Nun hat der Gesetzgeber mit dem sog. Energiesammelgesetz (BGBl. I 2549) die neuen §§ 62a, 62b, 104 Abs. 10 rückwirkend zum 1.1.2018 in das EEG eingeführt. Diese neuen Vorschriften regeln in erster Linie die Abgrenzung von Strommengen, für die die volle oder anteilige EEG-Umlage zu zahlen ist, als Grundlage für deren Erhebung. Sie gelten aber auch für das Antragsverfahren der Besonderen Ausgleichsregelung beim BAFA und für die Netzumlagen (KWKG-, § 17f EnWG- und § 19 StromNEV-Umlage). Damit hat der Gesetzgeber die bis dahin bestehenden Unsicherheiten bei der Bestimmung der umlagepflichtigen und selbst verbrauchten Strommengen und deren Abgrenzung von anderen Strommengen aber nicht behoben. Denn die neuen Vorschriften enthalten viele unbestimmte Rechtsbegriffe und treffen an vielen maßgeblichen Stellen keine eindeutigen Festlegungen. Auch die Gesetzesbegründung (BT-Drs. 19/5523) leistet kaum einen Beitrag zur Auslegung der Vorschriften nach deren Sinn und Zweck und dem Willen des Gesetzgebers, weil sie teilweise widersprüchlich ist. Zudem sind die neuen Vorgaben im Zusammenhang mit den Umlagen nicht mit den Regelungen abgeglichen, die im Strom- und Energiesteuerrecht gelten. Dies stellt sowohl die Unternehmen als auch deren Wirtschaftsprüfer und Berater vor erhebliche Probleme in der Rechtsanwendung.

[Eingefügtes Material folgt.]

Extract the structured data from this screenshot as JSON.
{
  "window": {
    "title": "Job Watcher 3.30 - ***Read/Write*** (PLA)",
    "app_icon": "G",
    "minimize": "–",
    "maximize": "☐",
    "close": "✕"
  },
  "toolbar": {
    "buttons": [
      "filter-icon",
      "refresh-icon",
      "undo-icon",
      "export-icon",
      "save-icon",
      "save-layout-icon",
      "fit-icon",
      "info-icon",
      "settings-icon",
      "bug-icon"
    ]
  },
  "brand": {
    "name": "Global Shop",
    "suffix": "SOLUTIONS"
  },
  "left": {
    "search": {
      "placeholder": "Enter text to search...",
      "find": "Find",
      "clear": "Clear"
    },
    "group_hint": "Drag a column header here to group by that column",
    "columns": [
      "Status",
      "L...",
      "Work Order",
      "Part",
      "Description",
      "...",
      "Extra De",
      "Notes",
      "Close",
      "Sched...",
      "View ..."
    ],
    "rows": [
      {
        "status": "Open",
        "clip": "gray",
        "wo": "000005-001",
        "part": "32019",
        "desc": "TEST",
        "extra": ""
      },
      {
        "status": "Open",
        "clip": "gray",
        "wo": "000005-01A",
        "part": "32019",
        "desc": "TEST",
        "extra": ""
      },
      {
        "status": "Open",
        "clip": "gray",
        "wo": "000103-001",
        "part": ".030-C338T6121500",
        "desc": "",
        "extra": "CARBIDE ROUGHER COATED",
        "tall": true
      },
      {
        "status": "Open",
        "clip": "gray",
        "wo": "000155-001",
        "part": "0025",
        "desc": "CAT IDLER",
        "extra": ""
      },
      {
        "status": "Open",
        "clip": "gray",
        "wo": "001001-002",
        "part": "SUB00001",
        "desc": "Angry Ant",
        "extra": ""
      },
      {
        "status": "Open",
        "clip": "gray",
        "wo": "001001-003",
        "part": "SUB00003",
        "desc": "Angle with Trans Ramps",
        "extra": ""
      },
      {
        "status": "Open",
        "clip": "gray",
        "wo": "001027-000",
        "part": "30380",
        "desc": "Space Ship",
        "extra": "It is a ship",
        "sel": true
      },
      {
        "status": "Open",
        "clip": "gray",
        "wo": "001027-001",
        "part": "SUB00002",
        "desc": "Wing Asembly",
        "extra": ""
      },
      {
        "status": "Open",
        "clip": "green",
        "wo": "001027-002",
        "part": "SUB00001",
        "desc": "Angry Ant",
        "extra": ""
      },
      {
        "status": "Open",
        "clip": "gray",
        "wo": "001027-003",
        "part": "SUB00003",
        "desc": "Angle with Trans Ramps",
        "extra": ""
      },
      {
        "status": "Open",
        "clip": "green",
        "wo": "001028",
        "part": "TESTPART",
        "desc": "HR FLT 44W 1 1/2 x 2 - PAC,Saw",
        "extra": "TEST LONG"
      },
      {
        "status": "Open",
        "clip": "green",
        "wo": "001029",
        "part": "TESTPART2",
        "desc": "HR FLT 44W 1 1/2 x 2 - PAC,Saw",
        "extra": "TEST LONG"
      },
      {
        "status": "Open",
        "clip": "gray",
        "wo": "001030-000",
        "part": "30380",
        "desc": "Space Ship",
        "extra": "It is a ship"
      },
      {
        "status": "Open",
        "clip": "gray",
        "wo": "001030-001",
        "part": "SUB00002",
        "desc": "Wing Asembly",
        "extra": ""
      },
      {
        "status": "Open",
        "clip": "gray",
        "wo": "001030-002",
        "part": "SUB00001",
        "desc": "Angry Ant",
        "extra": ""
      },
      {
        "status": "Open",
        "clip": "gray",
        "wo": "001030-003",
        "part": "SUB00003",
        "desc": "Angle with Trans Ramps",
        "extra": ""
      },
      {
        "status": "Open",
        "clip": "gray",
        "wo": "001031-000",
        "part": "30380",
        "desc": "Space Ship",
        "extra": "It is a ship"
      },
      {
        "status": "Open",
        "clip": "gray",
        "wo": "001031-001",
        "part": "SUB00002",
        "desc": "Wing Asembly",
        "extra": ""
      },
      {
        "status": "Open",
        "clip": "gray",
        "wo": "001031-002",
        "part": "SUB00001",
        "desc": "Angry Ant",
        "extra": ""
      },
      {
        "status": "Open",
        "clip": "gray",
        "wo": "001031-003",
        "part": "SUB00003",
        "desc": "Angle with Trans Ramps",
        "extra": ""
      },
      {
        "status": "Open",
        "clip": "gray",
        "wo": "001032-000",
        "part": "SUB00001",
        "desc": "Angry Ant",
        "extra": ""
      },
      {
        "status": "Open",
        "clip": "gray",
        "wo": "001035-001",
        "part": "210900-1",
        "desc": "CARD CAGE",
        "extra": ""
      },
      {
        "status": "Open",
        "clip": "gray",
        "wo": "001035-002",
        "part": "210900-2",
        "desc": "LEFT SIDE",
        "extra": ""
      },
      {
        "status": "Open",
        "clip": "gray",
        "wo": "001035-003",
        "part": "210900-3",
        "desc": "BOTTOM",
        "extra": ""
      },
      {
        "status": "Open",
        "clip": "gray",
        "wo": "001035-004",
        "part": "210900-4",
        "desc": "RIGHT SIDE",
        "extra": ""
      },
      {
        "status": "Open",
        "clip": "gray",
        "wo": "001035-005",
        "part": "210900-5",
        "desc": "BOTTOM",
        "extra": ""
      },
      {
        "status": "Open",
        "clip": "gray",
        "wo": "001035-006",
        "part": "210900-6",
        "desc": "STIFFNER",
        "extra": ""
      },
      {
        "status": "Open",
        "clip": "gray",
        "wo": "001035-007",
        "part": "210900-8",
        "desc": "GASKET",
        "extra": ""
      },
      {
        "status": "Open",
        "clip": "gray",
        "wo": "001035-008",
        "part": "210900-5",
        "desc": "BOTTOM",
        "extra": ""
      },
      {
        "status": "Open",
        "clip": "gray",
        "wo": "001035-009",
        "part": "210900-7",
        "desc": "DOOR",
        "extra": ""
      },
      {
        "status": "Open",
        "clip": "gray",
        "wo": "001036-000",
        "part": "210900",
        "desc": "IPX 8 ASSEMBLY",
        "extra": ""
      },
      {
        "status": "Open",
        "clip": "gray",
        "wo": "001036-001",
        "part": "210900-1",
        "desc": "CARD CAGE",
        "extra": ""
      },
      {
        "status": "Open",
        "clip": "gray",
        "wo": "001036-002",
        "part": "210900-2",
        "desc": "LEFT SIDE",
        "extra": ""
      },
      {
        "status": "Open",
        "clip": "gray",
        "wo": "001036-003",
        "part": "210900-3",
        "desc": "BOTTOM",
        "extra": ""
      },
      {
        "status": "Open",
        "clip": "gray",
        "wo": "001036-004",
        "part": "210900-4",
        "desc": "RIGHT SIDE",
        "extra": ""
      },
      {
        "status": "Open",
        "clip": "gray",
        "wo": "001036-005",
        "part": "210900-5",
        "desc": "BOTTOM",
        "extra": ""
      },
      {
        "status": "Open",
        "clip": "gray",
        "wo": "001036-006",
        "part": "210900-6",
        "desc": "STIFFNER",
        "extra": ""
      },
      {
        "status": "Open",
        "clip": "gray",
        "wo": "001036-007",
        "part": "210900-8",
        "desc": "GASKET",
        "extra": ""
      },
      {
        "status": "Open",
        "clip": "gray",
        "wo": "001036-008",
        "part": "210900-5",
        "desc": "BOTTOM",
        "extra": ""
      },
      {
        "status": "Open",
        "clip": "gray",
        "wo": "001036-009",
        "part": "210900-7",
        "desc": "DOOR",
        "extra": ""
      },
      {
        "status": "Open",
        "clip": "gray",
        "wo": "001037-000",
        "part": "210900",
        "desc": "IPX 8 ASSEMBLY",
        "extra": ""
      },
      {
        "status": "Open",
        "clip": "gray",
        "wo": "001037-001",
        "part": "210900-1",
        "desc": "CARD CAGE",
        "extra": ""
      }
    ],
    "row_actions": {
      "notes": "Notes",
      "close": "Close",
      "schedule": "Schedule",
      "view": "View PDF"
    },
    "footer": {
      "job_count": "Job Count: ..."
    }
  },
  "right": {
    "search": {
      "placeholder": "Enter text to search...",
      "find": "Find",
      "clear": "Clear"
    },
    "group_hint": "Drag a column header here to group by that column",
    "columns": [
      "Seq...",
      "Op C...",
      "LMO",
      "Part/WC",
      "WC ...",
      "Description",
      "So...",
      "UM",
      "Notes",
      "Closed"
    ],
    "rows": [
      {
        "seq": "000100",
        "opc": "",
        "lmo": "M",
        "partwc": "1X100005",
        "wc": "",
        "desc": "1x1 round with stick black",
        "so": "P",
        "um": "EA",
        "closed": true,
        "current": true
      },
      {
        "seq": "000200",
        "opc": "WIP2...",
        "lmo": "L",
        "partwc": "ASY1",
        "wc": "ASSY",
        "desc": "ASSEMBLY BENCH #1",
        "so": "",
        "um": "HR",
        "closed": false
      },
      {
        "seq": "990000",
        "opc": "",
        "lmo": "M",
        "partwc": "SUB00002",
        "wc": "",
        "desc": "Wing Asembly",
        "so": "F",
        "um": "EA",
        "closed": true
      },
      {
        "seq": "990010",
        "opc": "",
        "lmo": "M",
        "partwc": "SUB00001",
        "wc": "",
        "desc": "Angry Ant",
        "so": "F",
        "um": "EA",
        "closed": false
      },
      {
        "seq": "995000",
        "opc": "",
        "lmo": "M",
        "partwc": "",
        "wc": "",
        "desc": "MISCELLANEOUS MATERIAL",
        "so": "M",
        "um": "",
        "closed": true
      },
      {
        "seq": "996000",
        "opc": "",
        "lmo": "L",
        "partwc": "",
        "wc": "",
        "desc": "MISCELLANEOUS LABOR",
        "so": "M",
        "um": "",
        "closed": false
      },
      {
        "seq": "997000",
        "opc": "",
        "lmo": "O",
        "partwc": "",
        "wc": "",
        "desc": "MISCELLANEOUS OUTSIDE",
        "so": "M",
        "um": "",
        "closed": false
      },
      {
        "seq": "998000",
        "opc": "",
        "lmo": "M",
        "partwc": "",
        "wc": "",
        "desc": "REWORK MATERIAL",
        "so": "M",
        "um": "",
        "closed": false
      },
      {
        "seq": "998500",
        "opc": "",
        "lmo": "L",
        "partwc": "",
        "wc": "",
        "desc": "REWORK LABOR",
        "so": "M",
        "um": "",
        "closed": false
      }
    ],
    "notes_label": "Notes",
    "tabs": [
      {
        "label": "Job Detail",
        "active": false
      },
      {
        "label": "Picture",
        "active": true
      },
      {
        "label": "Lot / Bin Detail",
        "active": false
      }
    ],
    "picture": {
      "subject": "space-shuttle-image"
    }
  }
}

Vor diesem Hintergrund hat das BAFA in einem neuen Hinweisblatt versucht, die insoweit von ihr zu erwartende Verwaltungspraxis zu konkretisieren. Den gleichen Weg ist die BNetzA gegangen, die ebenfalls einen Hinweis zum Messen und Schätzen zur Konsultation gestellt hat. Während das Hinweisblatt des BAFA mit fünf Seiten relativ kurz gefasst ist, umfasst der Hinweis der BNetzA mehr als 50 Seiten, woraus deutlich wird, welchen Konkretisierungsbedarf die Behörde sieht. Im Ergebnis steht der für die Unternehmen verursachte Abgrenzungsaufwand in einer Vielzahl von Fällen wohl kaum noch in einem angemessenen Verhältnis zum beabsichtigten Nutzen.

1.     
Messpflicht für selbst verbrauchte und weitergeleitete Strommengen

Nach § 62b Abs. 1 EEG sind Unternehmen verpflichtet, die selbst verbrauchten und weitergeleiteten Strommengen mittels mess- und eichrechtskonformer Messeinrichtungen zu erfassen. Zur Abgrenzung der maßgeblichen Strommengen muss zunächst bestimmt werden, welche Strommengen tatsächlich selbst vom Unternehmen verbraucht wurden. Nach der Gesetzesbegründung zum sog. Energiesammelgesetz soll hierfür ausschlaggebend sein, ob das Unternehmen im maßgeblichen Nachweiszeitraum Betreiber der jeweiligen Stromverbrauchseinrichtung war. Der Gesetzgeber sah sich aber nicht veranlasst, hierfür die Betreiberstellung gesetzlich zu definieren. Stattdessen beschränkt er sich auf den Hinweis in der Gesetzesbegründung, dass zur Bestimmung der Betreibereigenschaft bezüglich eines Verbrauchsgeräts grundsätzlich auf die von der Rechtsprechung und der BNetzA in ihrem Leitfaden zur Eigenversorgung herausgearbeiteten Kriterien zur Bestimmung des Betreibers einer Stromerzeugungsanlage zurückzugreifen sei. Deshalb sei maßgeblich, wer die tatsächliche Herrschaft über die elektrischen Verbrauchsgeräte ausübt, wer ihre Arbeitsweise eigenverantwortlich bestimmt und das wirtschaftliche Risiko trägt. In Zweifelsfällen führe insbesondere das Kriterium des wirtschaftlichen Risikos im hypothetisch anzunehmenden Fall des Ausfalls des Verbrauchsgeräts zu einer trennscharfen Abgrenzung (BT-Drs. 19/5523, S. 81 f.). Hieraus leiten das BAFA und die BNetzA die Anforderung ab, dass alle drei genannten Betreiberkriterien vom Unternehmen zu erfüllen seien, um eine selbst verbrauchte Strommenge anzunehmen.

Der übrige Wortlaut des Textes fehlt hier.